At age 18, right out of high school, she married and
went to work. Two children came along, and her career in business
continued and grew.
"From 18 to fortysomething, I would pick up a pencil
every now and then and draw something. I draw very realistically."
Exploration

In Harris' class, Pippin started by painting faces and then included
landscapes. "I couldn't do it as a hobby, though," she says ruefully.
"This was my temperament. I couldn't just enjoy it. I thought I had to
make a living at it."
When she wasn't an instant success as an artist, she quit painting and
began searching for - something.
Call it midlife crisis, empty-nest syndrome, menopause or just
existential angst, Pippin dragged the patient Weaver through two moves
in Santa Fe and four in other states, looking for her elusive self.
"I spent 10 years wondering what I am supposed to be doing with my life.
I spent a year studying to be a Unity minister, and when I wasn't
accepted to seminary right away, I decided that wasn't it.
"I moved us to California in 1998 to join the National Speakers'
Association, and never made a speech. I didn't enjoy Southern California - we
were too near the ocean and it was gray all the time - so we moved
further north. Then we went to Las Vegas, Nevada."
There, she started painting again, but initially wasn't happy with her work or her
studies. Finally, pulled by love for her daughter and two grandchildren
who live in Santa Fe, Pippin and Weaver returned to New Mexico in 2003.
"Sometimes you need to leave to know what you've left behind," she says.
"I finally realized that we can second-guess ourselves forever, but
we're not really here for a purpose but to focus, and in that
focus our God-self flows through and in that is our true meaning for
being," she says. "I
make art.
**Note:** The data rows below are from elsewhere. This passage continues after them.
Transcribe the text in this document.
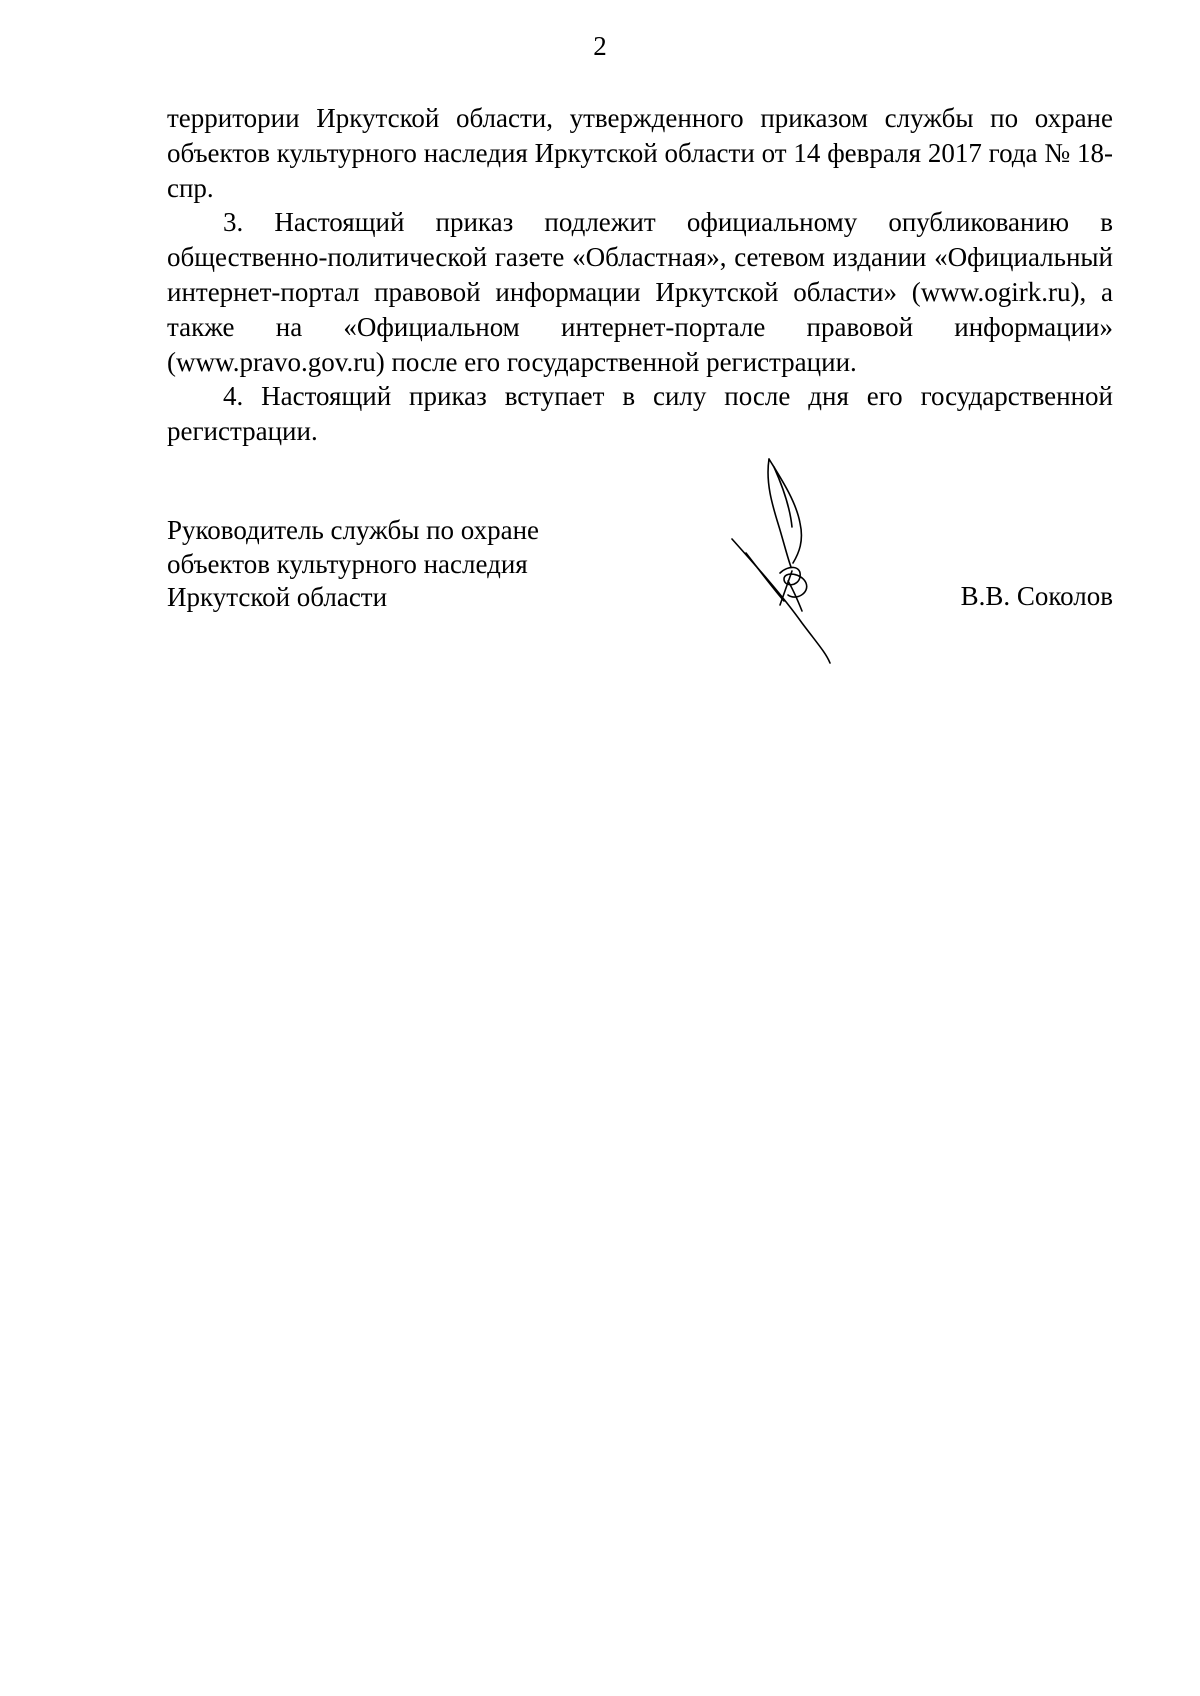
2

территории Иркутской области, утвержденного приказом службы по охране объектов культурного наследия Иркутской области от 14 февраля 2017 года № 18-спр.

3. Настоящий приказ подлежит официальному опубликованию в общественно-политической газете «Областная», сетевом издании «Официальный интернет-портал правовой информации Иркутской области» (www.ogirk.ru), а также на «Официальном интернет-портале правовой информации» (www.pravo.gov.ru) после его государственной регистрации.

4. Настоящий приказ вступает в силу после дня его государственной регистрации.

Руководитель службы по охране
объектов культурного наследия
Иркутской области	В.В. Соколов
Maybe it's my age or where I've evolved to, but I've finally
quit questioning it."

Aleta Pippin's
paintings have been praised as "joyful" and "healing." This
is "More to
the World than the Eyes See," an acrylic on canvas.
Finding Direction
With this new hard-won wisdom came liberation as an artist as well. Back
in 1991, Pippin had taken her self-described "sweet little bucolic
paintings" to a master class taught by Alex Shundi. He looked at them
for a long time and turned and asked her gently, "Why are you painting
these?" She was devastated at the time. "I don't know what else to
paint," she told him.
"Abstraction wasn't something I was drawn to," she says, but Pippin
listened closely as Shundi taught. "He helped me to understand that
abstraction has the same technical criteria as landscapes - design,
color, value and shape still have to be considered."
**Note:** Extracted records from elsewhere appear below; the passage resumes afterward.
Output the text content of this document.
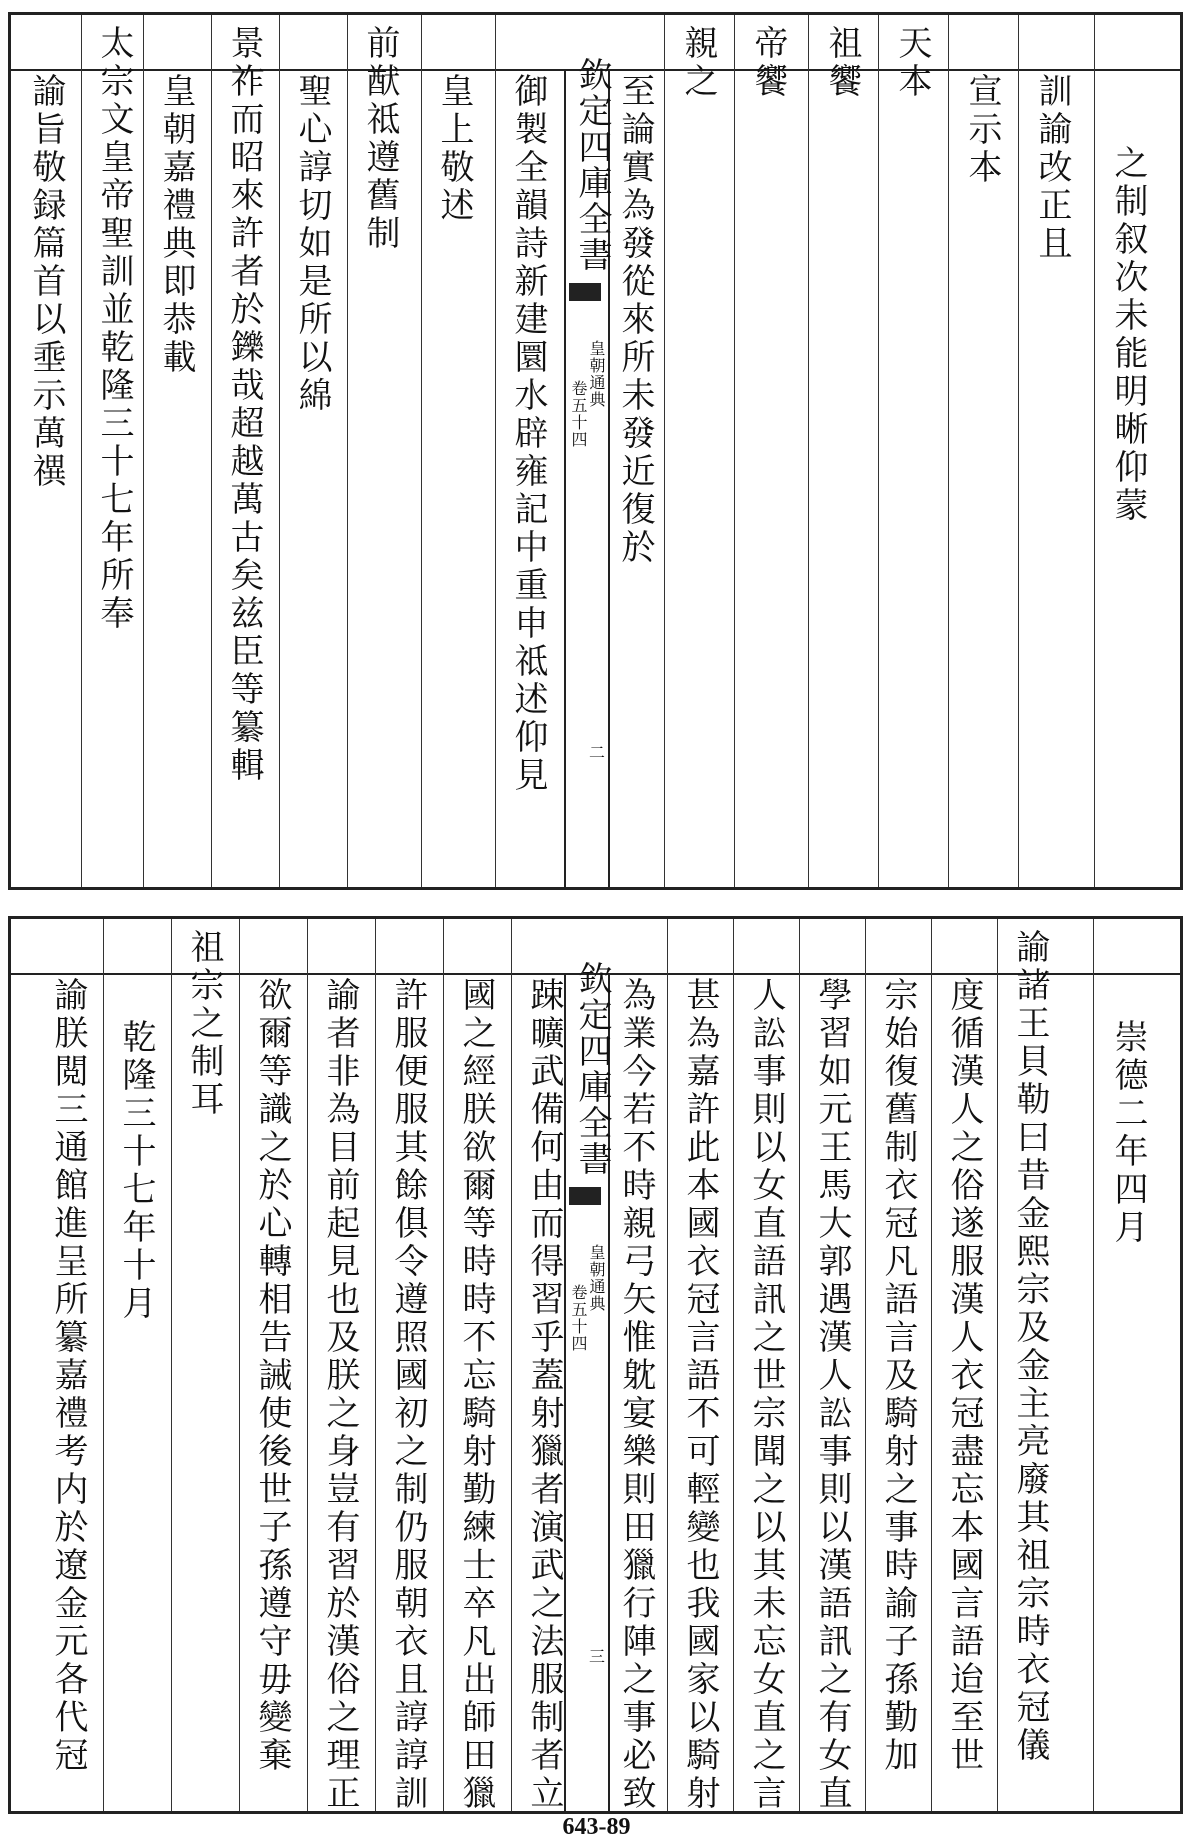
之制叙次未能明晰仰蒙
訓諭改正且
宣示本
天本
祖饗
帝饗
親之
至論實為發從來所未發近復於
欽定四庫全書
皇朝通典
卷五十四
二
御製全韻詩新建圜水辟雍記中重申祗述仰見
皇上敬述
前猷祗遵舊制
聖心諄切如是所以綿
景祚而昭來許者於鑠哉超越萬古矣兹臣等纂輯
皇朝嘉禮典即恭載
太宗文皇帝聖訓並乾隆三十七年所奉
諭旨敬録篇首以埀示萬禩
崇德二年四月
諭諸王貝勒曰昔金熙宗及金主亮廢其祖宗時衣冠儀
度循漢人之俗遂服漢人衣冠盡忘本國言語迨至世
宗始復舊制衣冠凡語言及騎射之事時諭子孫勤加
學習如元王馬大郭遇漢人訟事則以漢語訊之有女直
人訟事則以女直語訊之世宗聞之以其未忘女直之言
甚為嘉許此本國衣冠言語不可輕變也我國家以騎射
為業今若不時親弓矢惟躭宴樂則田獵行陣之事必致
欽定四庫全書
皇朝通典
卷五十四
三
踈曠武備何由而得習乎蓋射獵者演武之法服制者立
國之經朕欲爾等時時不忘騎射勤練士卒凡出師田獵
許服便服其餘俱令遵照國初之制仍服朝衣且諄諄訓
諭者非為目前起見也及朕之身豈有習於漢俗之理正
欲爾等識之於心轉相告誡使後世子孫遵守毋變棄
祖宗之制耳
乾隆三十七年十月
諭朕閲三通館進呈所纂嘉禮考内於遼金元各代冠
643-89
Coming home to Santa Fe three years ago, she remembered those lessons as
she sat in her studio carved out of a guesthouse on her and her
husband's property. "I realized I was really tired of visually
replicating something all the time. I needed to experiment."
At the same time, she switched from oil to acrylic paint and decided to
push the new medium to its limit. Soon, Pippin threw away the brushes,
too. Her new works which she labels "controlled chaos," are poured paint
on canvas or paper. They have been getting larger and larger. Lately she
has been adding a high gloss with resin or acrylic airplane gloss.
She shows with the Santa Fe Society of Artists, of which she
is president this year, and as a member of the limited-partnership Artistas de Santa Fe Gallery.
Ironically, now that Pippin has let go of the need to be commercially
successful, the new paintings have sold to individual and corporate
collectors as her earlier work never did, drawing prices in the high
four figures.
The paintings have been praised as "joyful" and "healing."
For Pippin, it is finally all about the art.